No que diz respeito ao tabagismo, as doenças relacionadas ao consumo de cigarros acarretam R$ 153,5 bilhões em custos anuais, segundo estimativas do Ministério da Saúde. Esse valor inclui despesas diretas e perdas de produtividade.
Os dados fornecidos pelo Ministério da Saúde também revelam que:
• R$ 86,3 bilhões são custos indiretos associados ao tabagismo;
• R$ 8 bilhões são arrecadados anualmente em tributos federais sobre cigarros;
• R$ 3 bilhões representam os custos estimados ao SUS relacionados a doenças causadas pelo consumo de bebidas ultraprocessadas, como refrigerantes.
Reforma tributária
O Imposto Seletivo faz parte do novo sistema de tributação sobre o consumo, aprovado pelo Congresso em 2023 e regulamentado posteriormente. Sua implementação será gradual, com uma transição prevista até 2033.

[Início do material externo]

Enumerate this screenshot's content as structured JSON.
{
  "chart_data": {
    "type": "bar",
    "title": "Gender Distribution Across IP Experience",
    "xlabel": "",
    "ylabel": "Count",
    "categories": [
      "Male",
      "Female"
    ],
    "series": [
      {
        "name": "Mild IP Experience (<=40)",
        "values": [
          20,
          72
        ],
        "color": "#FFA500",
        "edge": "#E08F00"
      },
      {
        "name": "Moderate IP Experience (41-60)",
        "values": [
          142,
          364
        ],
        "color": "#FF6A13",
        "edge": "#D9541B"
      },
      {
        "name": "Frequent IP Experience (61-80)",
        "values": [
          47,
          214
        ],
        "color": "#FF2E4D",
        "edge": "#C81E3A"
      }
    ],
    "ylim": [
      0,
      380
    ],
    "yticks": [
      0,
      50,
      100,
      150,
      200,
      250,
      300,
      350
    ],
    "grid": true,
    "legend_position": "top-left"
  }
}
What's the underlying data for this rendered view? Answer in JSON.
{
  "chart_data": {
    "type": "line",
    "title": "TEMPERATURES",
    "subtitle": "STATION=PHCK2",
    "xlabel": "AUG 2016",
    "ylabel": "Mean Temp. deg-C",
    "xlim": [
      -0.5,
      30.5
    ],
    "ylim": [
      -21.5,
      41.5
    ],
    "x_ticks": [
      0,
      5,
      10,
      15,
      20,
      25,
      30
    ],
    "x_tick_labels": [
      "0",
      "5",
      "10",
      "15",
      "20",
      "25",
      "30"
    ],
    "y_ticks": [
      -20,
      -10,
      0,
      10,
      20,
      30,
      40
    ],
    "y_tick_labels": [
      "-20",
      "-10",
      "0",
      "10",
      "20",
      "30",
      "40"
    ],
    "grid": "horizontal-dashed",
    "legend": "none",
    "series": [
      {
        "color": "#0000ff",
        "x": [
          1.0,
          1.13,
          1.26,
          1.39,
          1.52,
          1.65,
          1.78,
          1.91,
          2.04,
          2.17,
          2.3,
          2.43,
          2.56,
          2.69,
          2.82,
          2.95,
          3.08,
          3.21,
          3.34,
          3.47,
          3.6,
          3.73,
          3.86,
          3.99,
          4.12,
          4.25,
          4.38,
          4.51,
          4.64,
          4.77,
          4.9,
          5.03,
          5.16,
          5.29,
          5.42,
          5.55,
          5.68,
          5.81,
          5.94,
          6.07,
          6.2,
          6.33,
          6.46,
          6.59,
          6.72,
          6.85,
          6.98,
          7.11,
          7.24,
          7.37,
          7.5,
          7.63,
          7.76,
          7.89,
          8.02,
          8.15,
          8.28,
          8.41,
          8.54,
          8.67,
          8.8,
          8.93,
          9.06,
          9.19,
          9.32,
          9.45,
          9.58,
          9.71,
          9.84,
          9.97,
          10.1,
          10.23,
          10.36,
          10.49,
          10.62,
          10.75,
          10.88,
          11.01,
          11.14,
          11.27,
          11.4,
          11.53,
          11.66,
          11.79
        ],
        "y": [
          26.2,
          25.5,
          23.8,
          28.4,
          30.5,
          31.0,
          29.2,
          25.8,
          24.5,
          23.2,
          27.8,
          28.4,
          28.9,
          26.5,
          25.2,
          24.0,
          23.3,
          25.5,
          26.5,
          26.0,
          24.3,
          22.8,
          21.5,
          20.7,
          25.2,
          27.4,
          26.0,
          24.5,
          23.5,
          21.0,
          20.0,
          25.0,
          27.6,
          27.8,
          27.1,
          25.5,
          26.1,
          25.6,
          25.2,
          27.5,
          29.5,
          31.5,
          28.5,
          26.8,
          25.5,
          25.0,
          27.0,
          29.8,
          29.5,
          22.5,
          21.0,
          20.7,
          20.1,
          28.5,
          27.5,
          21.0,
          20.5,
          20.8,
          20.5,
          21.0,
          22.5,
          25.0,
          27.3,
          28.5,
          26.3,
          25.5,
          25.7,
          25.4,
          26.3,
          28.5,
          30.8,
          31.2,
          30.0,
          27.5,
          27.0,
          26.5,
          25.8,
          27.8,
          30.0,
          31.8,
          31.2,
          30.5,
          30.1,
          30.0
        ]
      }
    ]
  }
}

A partir de 2027, o IS coexistirá com a Contribuição sobre Bens e Serviços (CBS), que substituirá o Programa de Integração Social (PIS) e a Contribuição para o Financiamento da Seguridade Social (Cofins) e parte do Imposto sobre Produtos Industrializados (IPI).
No Orçamento de 2027, a previsão de arrecadação com a CBS é de R$ 636 bilhões. Com os R$ 41,9 bilhões esperados para o Imposto Seletivo, ambos os tributos devem arrecadar R$ 677,9 bilhões no próximo ano.
A expectativa de receitas dos novos tributos é considerada crucial para manter o equilíbrio das contas públicas durante a transição para o novo modelo tributário.
Reações do setor
Produtores dos segmentos afetados pelo Imposto Seletivo argumentam que cigarros, bebidas alcoólicas e outros produtos já enfrentam uma carga tributária elevada no Brasil.
Representantes do setor temem que aumentos adicionais possam reduzir as margens de lucro e forçar repasses para os preços. Também apontam os riscos de demissões e o crescimento do mercado ilegal se a tributação for considerada excessiva.
Por outro lado, o governo defende que o Imposto Seletivo terá uma função não apenas arrecadatória, mas também regulatória, visando reduzir o consumo de produtos que têm efeitos negativos sobre a saúde e o meio ambiente.